Officials in Punjab said they have tightened security around the governor and key political leaders after receiving reports that they were marked for terrorist attacks, and fresh reinforcements were rushed to the state yesterday after the killing of a police inspector in Amritsar.
In interviews with Indian reporters yesterday, members of the outlawed All-India Sikh Students' Federation predicted an escalation of violence despite Wednesday's agreement in New Delhi between Gandhi and Sant Harchand Singh Longowal.
But the accord, which gives Sikhs a greater chance of political control of Punjab, India's granary, received wide support from many Sikhs. Several of them said in interviews here and in the Punjab in recent days that they were tired of years of turmoil.
Harkishan Singh, a scooter rickshaw driver in Chandigarh, complained that restrictions imposed as a result of the violence cut into his income. "People questioned whether we were loyal to India. We lost business as a result of the agitation in the Punjab," said a businessman here.

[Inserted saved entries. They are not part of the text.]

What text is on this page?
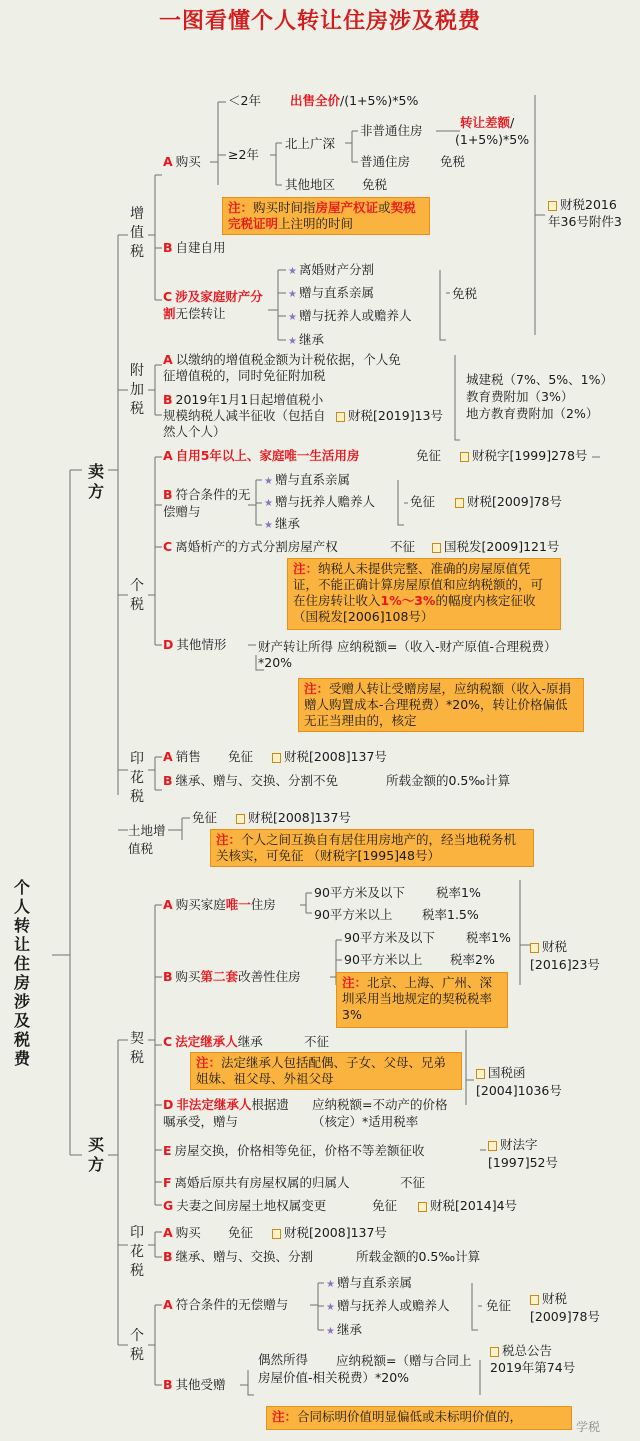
一图看懂个人转让住房涉及税费
个人转让住房涉及税费
卖方
买方
增值税
A 购买
＜2年 出售全价/(1+5%)*5%
≥2年
北上广深
非普通住房
转让差额/
(1+5%)*5%
普通住房 免税
其他地区 免税
注：购买时间指房屋产权证或契税完税证明上注明的时间
B 自建自用
C 涉及家庭财产分割无偿转让
★ 离婚财产分割
★ 赠与直系亲属
★ 赠与抚养人或赡养人
★ 继承
免税
财税2016年36号附件3
附加税
A 以缴纳的增值税金额为计税依据，个人免征增值税的，同时免征附加税
B 2019年1月1日起增值税小规模纳税人减半征收（包括自然人个人）
财税[2019]13号
城建税（7%、5%、1%）
教育费附加（3%）
地方教育费附加（2%）
个税
A 自用5年以上、家庭唯一生活用房	免征	财税字[1999]278号
B 符合条件的无偿赠与
★ 赠与直系亲属
★ 赠与抚养人赡养人
★ 继承
免征	财税[2009]78号
C 离婚析产的方式分割房屋产权	不征	国税发[2009]121号
注：纳税人未提供完整、准确的房屋原值凭证，不能正确计算房屋原值和应纳税额的，可在住房转让收入1%～3%的幅度内核定征收（国税发[2006]108号）
D 其他情形	财产转让所得 应纳税额=（收入-财产原值-合理税费）*20%
注：受赠人转让受赠房屋，应纳税额（收入-原捐赠人购置成本-合理税费）*20%，转让价格偏低无正当理由的，核定
印花税
A 销售 免征	财税[2008]137号
B 继承、赠与、交换、分割不免	所载金额的0.5‰计算
土地增值税
免征	财税[2008]137号
注：个人之间互换自有居住用房地产的，经当地税务机关核实，可免征 （财税字[1995]48号）
契税
A 购买家庭唯一住房
90平方米及以下 税率1%
90平方米以上 税率1.5%
B 购买第二套改善性住房
90平方米及以下 税率1%
90平方米以上 税率2%
注：北京、上海、广州、深圳采用当地规定的契税税率3%
财税[2016]23号
C 法定继承人继承	不征
注：法定继承人包括配偶、子女、父母、兄弟姐妹、祖父母、外祖父母
D 非法定继承人根据遗嘱承受，赠与
应纳税额=不动产的价格（核定）*适用税率
国税函[2004]1036号
E 房屋交换，价格相等免征，价格不等差额征收	财法字[1997]52号
F 离婚后原共有房屋权属的归属人	不征
G 夫妻之间房屋土地权属变更	免征	财税[2014]4号
印花税
A 购买 免征	财税[2008]137号
B 继承、赠与、交换、分割	所载金额的0.5‰计算
个税
A 符合条件的无偿赠与
★ 赠与直系亲属
★ 赠与抚养人或赡养人
★ 继承
免征	财税[2009]78号
B 其他受赠
偶然所得	应纳税额=（赠与合同上房屋价值-相关税费）*20%
税总公告2019年第74号
注：合同标明价值明显偏低或未标明价值的，
学税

Gandhi's government appears to be relying on this strain of Sikh opinion. The appointed governor of Punjab, Arjun Singh, said in an interview Friday that the government does not expect threats of violence or opposition by splinter groups to kill the agreement with the Akali Dal. He said public opinion eventually will force an end to the violence.
"Peace has not been won as yet," wrote M.J. Akbar, the widely respected editor of the Telegraph, a daily newspaper published in Calcutta. "It requires more than resolutions to solve the Punjab. The terrorists and secessionists, who have suffered their worst defeat so far, will react like scalded animals. They will search for the means to destroy the relief, which is the common sentiment. They will not accept defeat without their last stand -- perhaps one more round of violence."
The agreement with Gandhi has been rejected by a more extreme wing of the Akali Dal, and it met with opposition Friday from two party leaders who are political enemies of Longowal.
While the agreement meets many of the Sikhs' political demands by increasing their control over Punjab and turning over federally run Chandigarh to them as a capital, scars are still present from three years of battles between Hindus and Sikhs in northern India.
Standing outside the sacred Sikh temple in the tiny Punjab town of Anandpur Sahib, a retired professor of animal husbandry, Karnail Singh, said: "We can be happy in India if the Hindus keep us happy. But they . . . just want to absorb us."
This view that Sikhs, who make up just 2 percent of India's 750 million inhabitants, cannot continue to exist in a country dominated by Hindus has led Sikh extremists to demand the formation of their own nation, Khalistan, in territory that is now the Indian Punjab.
More moderate Sikhs, however, are pressing for a territorial alignment that ensures them control of Punjab as a Sikh state, a demand that the agreement appears to meet. The agreement is less clear on the related demand for greater autonomy from strong central government rule. An already existing committee on relations between the central government and the states would study the issue.
Longowal had proposed that solution to the government of Rajiv Gandhi's mother, Indira Gandhi, two years ago, but it was turned down. This time, however, he apparently agreed that any powers given to Punjab should be entirely within the Indian constitution.
There are also scars among Hindus. Since the secessionist activity, many Hindus question whether Sikhs consider themselves members of the Indian nation. These concerns were intensified when Indira Gandhi was assassinated Oct. 31, apparently by two Sikhs on her security detail.
Sikhs' fears that they are not accepted as Indians, on the other hand, grew as a result of an anti-Sikh bloodbath that followed.